What keeps all of this in focus is that Well’s script, like Taylor’s book, is told through the eyes of Star (played with admirable aplomb by Stenberg). This is not just because it’s based on a Young Adult novel who’s lead character was created to connect with its young audience, but because, a growing teenage girl caught between two subcultures is the perfect heroine to explore the complex issues between the two races. It’s ultimately a coming of age story. Star’s experience eventually teaches her to be loyal to her roots and her identity as a young black woman, rejecting the casual racism of her clueless school friend while embracing her boyfriend who sincerely wants to understand her in all her blackness. This scene is particularly lovely in that is beautifully rendered by the two young actors, but also because it presents Chris as a model for white audiences. It’s not enough to be color blind. You have to understand someone’s experiences to fully appreciate them.
If the film at times seems to steer toward the kind of impossibly perfect, happy-family clichés we’ve seen so many times before, it steadies its course through intelligent discourse, and an ingeniously constructed plot that sees Star transform from conflicted innocent to political activist. Yes it preaches, but it’s not the kind of sermon that aims to make you feel good about yourself but rather to question your motives and take action. If the film is slightly marred by a formulaic threat and an overly pat, audience-pleasing, nick-of-time rescue at its resolution, it in no way diminishes the film’s considerable impact.
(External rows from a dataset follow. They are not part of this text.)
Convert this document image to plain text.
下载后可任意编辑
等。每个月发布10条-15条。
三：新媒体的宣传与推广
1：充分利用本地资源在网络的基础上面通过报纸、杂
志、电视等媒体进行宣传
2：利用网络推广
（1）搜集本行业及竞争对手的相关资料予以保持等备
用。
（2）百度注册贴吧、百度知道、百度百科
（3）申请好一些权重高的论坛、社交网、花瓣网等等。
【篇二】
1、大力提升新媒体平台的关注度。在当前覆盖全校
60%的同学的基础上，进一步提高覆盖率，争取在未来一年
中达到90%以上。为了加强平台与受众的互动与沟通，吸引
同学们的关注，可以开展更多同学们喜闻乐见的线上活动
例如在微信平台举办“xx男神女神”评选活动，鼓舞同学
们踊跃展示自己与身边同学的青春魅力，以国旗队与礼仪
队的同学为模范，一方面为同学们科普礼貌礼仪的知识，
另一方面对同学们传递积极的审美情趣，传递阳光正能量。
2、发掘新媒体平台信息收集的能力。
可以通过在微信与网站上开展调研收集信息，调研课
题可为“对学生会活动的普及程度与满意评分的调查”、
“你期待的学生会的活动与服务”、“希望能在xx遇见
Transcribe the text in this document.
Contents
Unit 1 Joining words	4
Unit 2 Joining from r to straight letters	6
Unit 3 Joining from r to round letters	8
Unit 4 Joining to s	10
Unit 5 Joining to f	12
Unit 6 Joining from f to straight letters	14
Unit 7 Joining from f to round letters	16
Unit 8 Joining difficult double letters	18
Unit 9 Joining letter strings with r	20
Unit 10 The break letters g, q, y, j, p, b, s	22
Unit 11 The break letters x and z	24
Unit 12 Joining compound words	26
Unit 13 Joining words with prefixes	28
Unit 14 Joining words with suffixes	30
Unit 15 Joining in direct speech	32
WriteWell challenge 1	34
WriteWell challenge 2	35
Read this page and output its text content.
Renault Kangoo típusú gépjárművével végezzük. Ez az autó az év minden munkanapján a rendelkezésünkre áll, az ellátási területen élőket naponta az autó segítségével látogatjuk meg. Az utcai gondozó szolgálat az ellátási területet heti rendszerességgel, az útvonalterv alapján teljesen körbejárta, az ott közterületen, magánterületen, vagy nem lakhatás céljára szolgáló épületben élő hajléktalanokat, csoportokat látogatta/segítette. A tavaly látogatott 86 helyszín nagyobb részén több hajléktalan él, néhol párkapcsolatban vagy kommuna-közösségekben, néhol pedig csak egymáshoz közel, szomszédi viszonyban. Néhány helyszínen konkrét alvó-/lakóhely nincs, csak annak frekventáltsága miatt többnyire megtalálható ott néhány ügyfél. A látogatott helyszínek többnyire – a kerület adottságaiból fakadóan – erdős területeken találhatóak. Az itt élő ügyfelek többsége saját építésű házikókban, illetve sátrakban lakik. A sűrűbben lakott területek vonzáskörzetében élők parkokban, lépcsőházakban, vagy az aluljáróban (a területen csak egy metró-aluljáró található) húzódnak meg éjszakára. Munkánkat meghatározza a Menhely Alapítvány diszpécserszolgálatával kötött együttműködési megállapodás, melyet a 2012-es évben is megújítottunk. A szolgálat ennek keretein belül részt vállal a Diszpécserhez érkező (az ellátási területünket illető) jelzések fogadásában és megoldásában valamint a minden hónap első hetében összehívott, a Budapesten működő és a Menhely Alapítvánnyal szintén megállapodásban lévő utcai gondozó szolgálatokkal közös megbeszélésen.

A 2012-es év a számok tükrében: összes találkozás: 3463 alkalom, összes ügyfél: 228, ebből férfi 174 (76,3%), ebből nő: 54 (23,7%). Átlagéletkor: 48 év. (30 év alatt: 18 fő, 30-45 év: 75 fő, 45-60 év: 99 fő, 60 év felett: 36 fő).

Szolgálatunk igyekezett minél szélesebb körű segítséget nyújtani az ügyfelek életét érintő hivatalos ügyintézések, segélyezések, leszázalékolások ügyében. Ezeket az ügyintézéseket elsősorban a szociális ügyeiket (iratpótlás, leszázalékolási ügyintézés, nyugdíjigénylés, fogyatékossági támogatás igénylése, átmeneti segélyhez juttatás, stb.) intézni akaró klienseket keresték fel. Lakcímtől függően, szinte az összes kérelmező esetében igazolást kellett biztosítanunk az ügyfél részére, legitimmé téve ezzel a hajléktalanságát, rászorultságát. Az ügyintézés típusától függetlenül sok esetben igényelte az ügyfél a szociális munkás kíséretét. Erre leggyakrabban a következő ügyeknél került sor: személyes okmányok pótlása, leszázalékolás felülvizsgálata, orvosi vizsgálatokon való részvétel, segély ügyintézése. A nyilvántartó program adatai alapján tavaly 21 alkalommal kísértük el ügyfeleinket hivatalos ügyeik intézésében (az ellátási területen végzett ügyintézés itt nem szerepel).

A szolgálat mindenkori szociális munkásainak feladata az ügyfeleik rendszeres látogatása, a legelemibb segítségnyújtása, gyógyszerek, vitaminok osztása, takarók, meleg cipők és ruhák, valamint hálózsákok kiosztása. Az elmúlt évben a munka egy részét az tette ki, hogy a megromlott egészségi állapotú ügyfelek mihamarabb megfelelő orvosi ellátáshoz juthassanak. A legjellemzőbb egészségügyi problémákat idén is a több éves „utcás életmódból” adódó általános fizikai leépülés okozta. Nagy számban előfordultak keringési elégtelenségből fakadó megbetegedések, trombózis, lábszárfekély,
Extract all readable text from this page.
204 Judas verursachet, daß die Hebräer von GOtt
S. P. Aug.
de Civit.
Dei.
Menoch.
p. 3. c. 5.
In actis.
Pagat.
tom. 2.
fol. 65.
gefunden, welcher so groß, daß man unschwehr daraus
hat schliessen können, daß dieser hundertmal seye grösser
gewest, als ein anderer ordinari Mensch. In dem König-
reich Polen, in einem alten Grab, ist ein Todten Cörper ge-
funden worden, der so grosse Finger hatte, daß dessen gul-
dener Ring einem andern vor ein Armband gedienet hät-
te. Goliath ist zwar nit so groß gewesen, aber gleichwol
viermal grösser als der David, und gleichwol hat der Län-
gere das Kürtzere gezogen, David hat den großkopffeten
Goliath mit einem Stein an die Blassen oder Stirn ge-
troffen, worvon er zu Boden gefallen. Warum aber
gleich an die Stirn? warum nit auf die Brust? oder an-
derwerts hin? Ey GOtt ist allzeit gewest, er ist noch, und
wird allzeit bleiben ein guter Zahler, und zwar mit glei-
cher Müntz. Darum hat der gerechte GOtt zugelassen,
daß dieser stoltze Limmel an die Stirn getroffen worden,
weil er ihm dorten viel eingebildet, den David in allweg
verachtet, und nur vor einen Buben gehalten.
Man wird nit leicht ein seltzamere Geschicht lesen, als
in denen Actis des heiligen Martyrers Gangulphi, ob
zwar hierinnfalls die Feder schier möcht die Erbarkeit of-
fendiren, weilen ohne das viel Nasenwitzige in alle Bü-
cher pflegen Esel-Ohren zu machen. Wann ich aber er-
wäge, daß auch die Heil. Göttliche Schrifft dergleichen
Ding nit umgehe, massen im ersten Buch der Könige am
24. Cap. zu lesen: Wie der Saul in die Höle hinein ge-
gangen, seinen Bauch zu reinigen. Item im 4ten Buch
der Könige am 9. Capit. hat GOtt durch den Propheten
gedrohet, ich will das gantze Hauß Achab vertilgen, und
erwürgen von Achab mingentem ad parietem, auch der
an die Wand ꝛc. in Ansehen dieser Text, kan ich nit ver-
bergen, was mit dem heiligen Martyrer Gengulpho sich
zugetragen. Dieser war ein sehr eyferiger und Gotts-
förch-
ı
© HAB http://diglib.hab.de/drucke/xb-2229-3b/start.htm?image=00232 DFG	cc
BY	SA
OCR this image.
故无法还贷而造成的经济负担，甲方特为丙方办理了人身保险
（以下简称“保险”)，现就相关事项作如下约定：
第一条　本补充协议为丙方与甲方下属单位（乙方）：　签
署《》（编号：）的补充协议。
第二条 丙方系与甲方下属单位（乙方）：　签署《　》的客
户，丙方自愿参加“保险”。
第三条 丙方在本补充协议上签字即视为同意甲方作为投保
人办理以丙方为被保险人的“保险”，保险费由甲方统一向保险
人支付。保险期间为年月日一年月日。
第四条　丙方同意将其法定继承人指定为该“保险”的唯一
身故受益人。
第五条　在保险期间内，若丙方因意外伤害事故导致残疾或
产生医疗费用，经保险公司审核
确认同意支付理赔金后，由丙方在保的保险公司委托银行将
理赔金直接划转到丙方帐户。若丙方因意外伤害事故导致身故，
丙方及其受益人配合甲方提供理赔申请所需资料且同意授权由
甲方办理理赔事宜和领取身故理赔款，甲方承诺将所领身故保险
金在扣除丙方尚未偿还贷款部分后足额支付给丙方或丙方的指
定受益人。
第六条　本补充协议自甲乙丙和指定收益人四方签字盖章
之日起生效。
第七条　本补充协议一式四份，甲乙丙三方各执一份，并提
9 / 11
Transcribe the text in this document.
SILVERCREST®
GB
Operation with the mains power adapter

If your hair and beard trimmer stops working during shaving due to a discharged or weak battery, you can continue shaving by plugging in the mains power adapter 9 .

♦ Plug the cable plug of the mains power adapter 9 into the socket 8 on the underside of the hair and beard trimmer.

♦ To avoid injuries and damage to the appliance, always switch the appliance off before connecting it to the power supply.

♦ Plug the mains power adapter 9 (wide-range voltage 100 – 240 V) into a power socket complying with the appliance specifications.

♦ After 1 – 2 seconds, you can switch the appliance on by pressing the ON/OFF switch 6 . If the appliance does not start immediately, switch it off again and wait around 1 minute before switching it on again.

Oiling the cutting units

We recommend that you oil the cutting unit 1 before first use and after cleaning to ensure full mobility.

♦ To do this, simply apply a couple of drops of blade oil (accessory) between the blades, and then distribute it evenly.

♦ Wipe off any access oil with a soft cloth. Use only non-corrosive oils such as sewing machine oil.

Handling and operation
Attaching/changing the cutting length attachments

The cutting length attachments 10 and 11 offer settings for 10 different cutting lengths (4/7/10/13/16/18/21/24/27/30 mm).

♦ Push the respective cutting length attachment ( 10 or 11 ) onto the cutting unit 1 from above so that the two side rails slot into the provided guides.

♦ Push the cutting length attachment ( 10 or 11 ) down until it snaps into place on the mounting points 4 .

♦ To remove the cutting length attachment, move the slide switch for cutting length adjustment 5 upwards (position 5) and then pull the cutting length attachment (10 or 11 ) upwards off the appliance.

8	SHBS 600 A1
It chooses hope over despair and can’t be faulted for that. This is a film meant to be watched by families, to be discussed and enlightened by. Tillman has a difficult job, balancing tension with sentiment, and for the most part, he succeeds forcibly. Despite its flaws, The Hate U Give stands on its own beside the Lee and Riley films as a discomforting portrait of contemporary America’s dark underbelly. It’s an important, moving, and powerful drama with an unwavering political bent and an urgent message for American audiences. And it’s all meaningless if we refuse to listen.